Specialty Work & General Rules

Walking a fine ‘line’ is one of the skills some contractors ‘utilize’ in taking on work that may be a little outside their specific license. The question of how many trades a General can take on is sometimes subject to debate when contract dollars are at stake. First, I suggest all those who qualify a license learn to protect themselves in this contractor’s question…

Q: I will be leaving my company at the end of the month. Must a company advise the California State Licensing Board in writing that they have dismissed their Responsible Managing Employee (RME)? I would assume they do, but would appreciate your advice.

A: The Company should notify the CSLB in writing within 90-days that the RME has left the license. I would suggest however, that as the Qualifier, you take it upon yourself to complete and file the required ‘Disassociation Notice’.

Q: According to CSLB…”A general building contractor may take a prime contract or a subcontract for a framing or carpentry project. However, a general building contractor shall not take a prime contract for any project involving trades other than framing or carpentry unless the prime contract requires at least two unrelated building trades or crafts other than framing or carpentry, or unless the general building contractor holds the appropriate license classification or subcontracts with an appropriately licensed specialty contractor to perform the work.”

If a “B” contractor is going to do a number of “different” jobs for the same homeowner including work in various trades like painting, masonry, and concrete then does that fall under the above definition or would the “B” contractor be going against the rules since the jobs are done separately? Thank you.

A: In my opinion, if a “B” intends on doing a number of different jobs over a period of time then he should hold the proper specialty class or “subcontract with an appropriately licensed specialty contractor to perform the work”. I believe these contracts for painting, masonry, concrete and any other trade would be considered separately and therefore the General would not be performing “at least two unrelated building trades or crafts” on each project.

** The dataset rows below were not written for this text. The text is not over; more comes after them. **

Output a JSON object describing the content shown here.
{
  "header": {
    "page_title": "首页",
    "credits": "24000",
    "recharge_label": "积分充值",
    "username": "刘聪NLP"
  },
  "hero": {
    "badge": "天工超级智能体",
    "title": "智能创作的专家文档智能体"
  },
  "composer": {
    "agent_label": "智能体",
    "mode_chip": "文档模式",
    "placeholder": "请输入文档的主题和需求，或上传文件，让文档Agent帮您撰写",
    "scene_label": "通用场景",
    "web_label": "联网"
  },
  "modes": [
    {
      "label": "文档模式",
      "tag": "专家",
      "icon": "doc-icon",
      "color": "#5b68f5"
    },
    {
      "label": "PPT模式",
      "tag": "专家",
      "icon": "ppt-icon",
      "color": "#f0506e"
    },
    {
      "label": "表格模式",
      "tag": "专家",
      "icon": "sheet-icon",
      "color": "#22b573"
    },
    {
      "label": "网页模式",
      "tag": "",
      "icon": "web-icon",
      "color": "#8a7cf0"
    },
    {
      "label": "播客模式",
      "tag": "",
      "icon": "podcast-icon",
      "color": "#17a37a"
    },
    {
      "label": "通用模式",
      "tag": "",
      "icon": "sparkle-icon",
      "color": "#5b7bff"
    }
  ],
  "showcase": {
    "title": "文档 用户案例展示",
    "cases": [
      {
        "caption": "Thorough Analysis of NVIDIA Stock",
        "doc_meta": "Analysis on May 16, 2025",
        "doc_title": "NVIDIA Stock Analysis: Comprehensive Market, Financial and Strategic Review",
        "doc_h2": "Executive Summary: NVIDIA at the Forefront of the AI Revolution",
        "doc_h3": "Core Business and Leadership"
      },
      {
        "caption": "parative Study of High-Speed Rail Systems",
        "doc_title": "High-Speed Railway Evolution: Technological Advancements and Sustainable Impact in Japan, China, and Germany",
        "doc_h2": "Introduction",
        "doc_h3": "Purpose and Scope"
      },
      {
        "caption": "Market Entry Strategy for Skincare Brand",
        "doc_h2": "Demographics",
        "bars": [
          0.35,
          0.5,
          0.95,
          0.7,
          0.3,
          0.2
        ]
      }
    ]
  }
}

Q: An issue may be arising regarding our “C-10” license. Our company has been working on a project involving a power generation facility. We hold the Electrical classification; however, someone has now told us we should hold the “A” instead. Some of our folks are beginning to worry and I was hoping you could shed some light on this issue.

A: Thank you for your email. Without knowing all the particulars, I cannot tell for certain if either the “C-10” or “A” or both classifications would be proper. However, a number of years ago, I was an expert witness involving a case where the main issue appears to be similar to yours.

In that dispute the primary question hinged on whether a “C-10” could install large overhead utility transmission lines and towers. One side said the “A” was absolutely required while the other party argued either class was proper. My expert position was that while the “A” can certainly perform work on “powerhouses, power plants and other utility plants and installations”, by definition, the “C-10” could legally “place, install, erect or connect any electrical wires, fixtures, ……which generate, transmit, transform or utilize electrical energy in any form or for any purpose” – including transmission lines and poles. Please call me if your folks are still worried.